Two new Dragonblood vulnerabilities discovered in WiFi WPA3 standard
- The first one is a side-channel attack flaw in WPA3’s Dragonfly handshake implementation, while the second is an information disclosure vulnerability in EAP-pwd authentication.
- WPA3 is the latest among the WPA standards brought out by the Wi-Fi Alliance. The organization introduced WPA3 in 2018.
Security researchers have uncovered a couple more Dragonblood vulnerabilities in WPA3. These new flaws are particular to two implementations, Dragonfly handshake in WPA3, and Extensible Authentication Protocol (EAP).

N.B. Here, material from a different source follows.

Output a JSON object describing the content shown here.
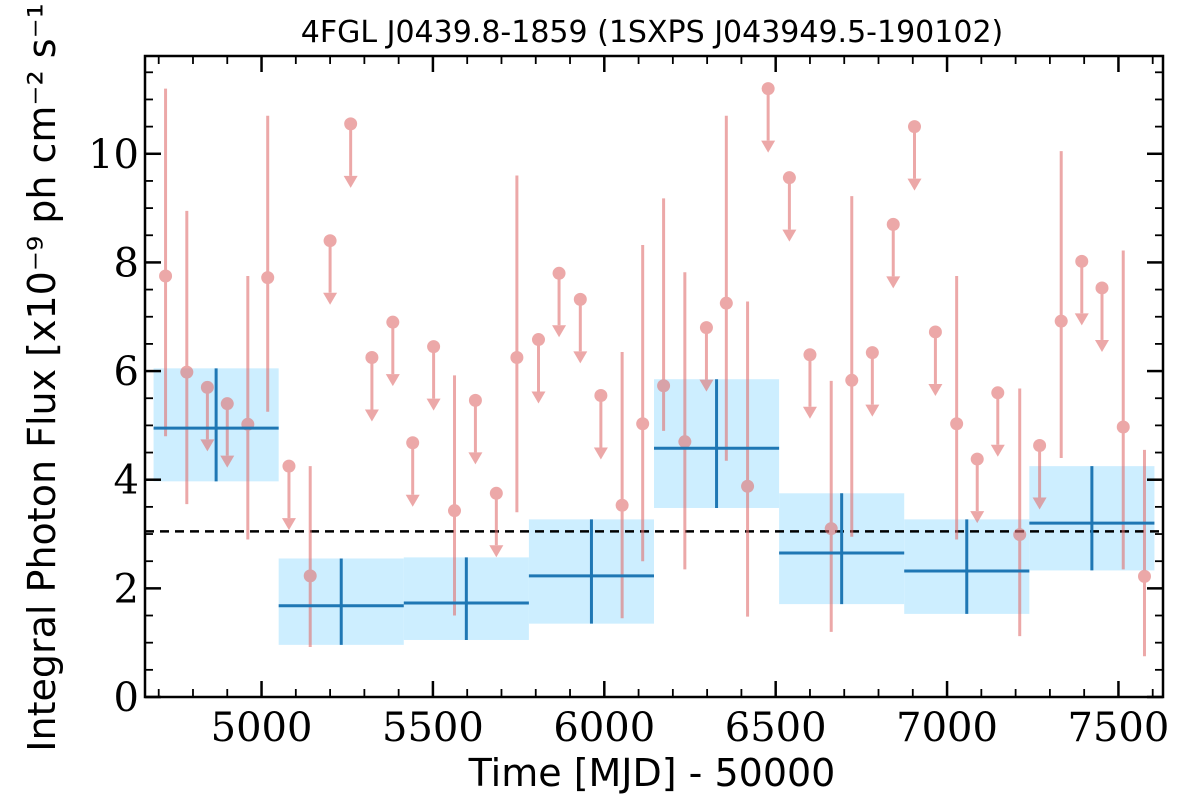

Back in April 2019, the Wi-Fi security standard was found having five flaws that were collectively termed as ‘Dragonblood’. The flaws were discovered by researchers Mathy Vanhoef and Eyal Ronen.
- The first flaw, tracked as CVE-2019-13377, is a timing-based side-channel attack flaw in Dragonfly handshake.
- The second flaw tracked as CVE-2019-13456, is a information leak flaw present in the EAP-pwd implementation of FreeRADIUS, which is meant for authentication in Wi-Fi products.
- According to Vanhoef and Ronen, the side-channel attack issue was due to another standard called Brainpool curves incorporated in WPA3.
- The researchers also indicate that timing attacks against EAP-pwd implementations are feasible in practice.
- Both the flaws have been reported to the Wi-Fi Alliance by the researchers. As of now, the two flaws are yet to be addressed.
Root cause identified
In a blog, the researchers suggest that the introduction of Brainpool curves in WPA3 for resolving Dragonblood vulnerabilities was the reason for these side-channel issues.
“In these recommendations, they (Wi-Fi Alliance) claim that Brainpool curves are safe to use, at least if products securely implement Dragonfly's quadratic residue test (i.e. it must be implemented without side-channel leaks),” explained the researchers.
“However, we found that using Brainpool curves introduces a second class of side-channel leaks in the Dragonfly handshake of WPA3. In other words, even if the advice of the Wi-Fi Alliance is followed, implementations remain at risk of attacks,” wrote the researchers.